Telzey nodded. “Quite a lot of it! I don’t know what that means yet, but it could mean trouble. About what happened to us—somebody seems to have turned a stun beam on the yacht and knocked us out before they grappled and boarded.”

“A rough beam that was!” Trigger said.

“What did it feel like to you?”

“Well . . . let’s say as if my head turned into a drum half the size of the universe and somebody was pounding on it with clubs. But I’m all right now. Do you know who did it, where we are, and what’s happened to the Askab and the navigator?”

“More or less, I do,” Telzey said. “We’re on Askanam, in the Balak of Tamandun—Casmard’s balak. More specifically, we’re in a section of a palace which belongs to the man who’s been Regent of Tamandun in Casmard’s absence. He was presumably responsible for the attack on the yacht.”

“To have Casmard kidnapped?”

“Apparently. I’m pretty sure Casmard’s somewhere in the palace, and I know Kewen is. We’re here because we happened to be on the yacht with Casmard.”

Trigger said, after a moment, “From what I’ve heard of Askanam politics, that doesn’t look too good.”

“I’m afraid it isn’t good,” Telzey agreed. “When we’re missed, all anyone will know is that Casmard’s yacht appears to have vanished in interstellar space with all aboard.”

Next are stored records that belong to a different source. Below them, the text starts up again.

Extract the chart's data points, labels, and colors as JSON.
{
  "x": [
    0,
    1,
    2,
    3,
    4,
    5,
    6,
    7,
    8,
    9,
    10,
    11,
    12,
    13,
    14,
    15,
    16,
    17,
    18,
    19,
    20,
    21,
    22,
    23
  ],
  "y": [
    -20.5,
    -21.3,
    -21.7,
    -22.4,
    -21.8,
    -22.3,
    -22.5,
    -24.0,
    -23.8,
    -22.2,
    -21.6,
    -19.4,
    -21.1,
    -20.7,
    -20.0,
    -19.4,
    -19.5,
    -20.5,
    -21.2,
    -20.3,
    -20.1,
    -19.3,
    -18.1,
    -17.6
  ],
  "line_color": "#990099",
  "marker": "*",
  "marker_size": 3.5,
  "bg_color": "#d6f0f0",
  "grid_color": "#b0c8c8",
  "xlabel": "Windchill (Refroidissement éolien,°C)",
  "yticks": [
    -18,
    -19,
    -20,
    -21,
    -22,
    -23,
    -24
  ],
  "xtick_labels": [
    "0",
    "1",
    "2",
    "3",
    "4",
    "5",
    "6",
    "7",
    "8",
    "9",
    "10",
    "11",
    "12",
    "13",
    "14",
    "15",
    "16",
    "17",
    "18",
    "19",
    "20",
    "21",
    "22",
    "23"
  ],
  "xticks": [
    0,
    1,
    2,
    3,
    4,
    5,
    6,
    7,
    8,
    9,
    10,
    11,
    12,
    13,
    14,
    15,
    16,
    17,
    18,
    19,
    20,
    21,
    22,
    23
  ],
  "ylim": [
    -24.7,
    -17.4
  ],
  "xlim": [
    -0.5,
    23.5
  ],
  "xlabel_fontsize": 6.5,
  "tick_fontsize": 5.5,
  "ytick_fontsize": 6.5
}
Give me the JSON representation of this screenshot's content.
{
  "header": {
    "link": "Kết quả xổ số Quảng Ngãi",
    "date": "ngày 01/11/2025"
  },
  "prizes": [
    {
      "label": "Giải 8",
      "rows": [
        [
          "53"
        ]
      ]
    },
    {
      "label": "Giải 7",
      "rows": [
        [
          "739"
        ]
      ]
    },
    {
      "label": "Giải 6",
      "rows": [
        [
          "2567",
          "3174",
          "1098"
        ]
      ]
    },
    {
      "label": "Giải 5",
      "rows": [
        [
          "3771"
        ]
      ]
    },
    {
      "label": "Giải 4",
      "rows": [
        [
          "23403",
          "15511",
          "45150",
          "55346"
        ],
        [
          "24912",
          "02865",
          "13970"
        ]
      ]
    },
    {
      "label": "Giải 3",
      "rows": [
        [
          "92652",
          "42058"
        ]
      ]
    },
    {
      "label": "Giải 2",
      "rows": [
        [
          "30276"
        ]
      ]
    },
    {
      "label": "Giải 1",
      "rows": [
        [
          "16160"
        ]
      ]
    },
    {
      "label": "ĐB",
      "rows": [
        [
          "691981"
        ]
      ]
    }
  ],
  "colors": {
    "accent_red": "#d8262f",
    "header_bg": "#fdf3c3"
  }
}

“How does the psi business fit in?”

“I don’t know yet. There’re a number of psis of assorted types not very far from us. Anywhere up to two dozen of them. One had an unguarded mind and I tapped it. But I discovered then that some of the others were screened telepaths. I could have been detected at any moment, so I pulled out before I got as much information as I wanted. I’m not sure why they’re here. There was something about a Glory Day—a big annual holiday in Tamandun—coming up. Something else about arena games connected with Glory Day festivities.” Telzey shook her head. “Those psis aren’t Askanam people. At least, the one I was tapping isn’t. She’s a Federation citizen.”

“They might be helpful then,” Trigger suggested.

“They might. But I’d want to find out more about them before I let them know I’m also a Federation psi who’s probably in a jam. And I’ll have to be careful about that because of the telepaths.”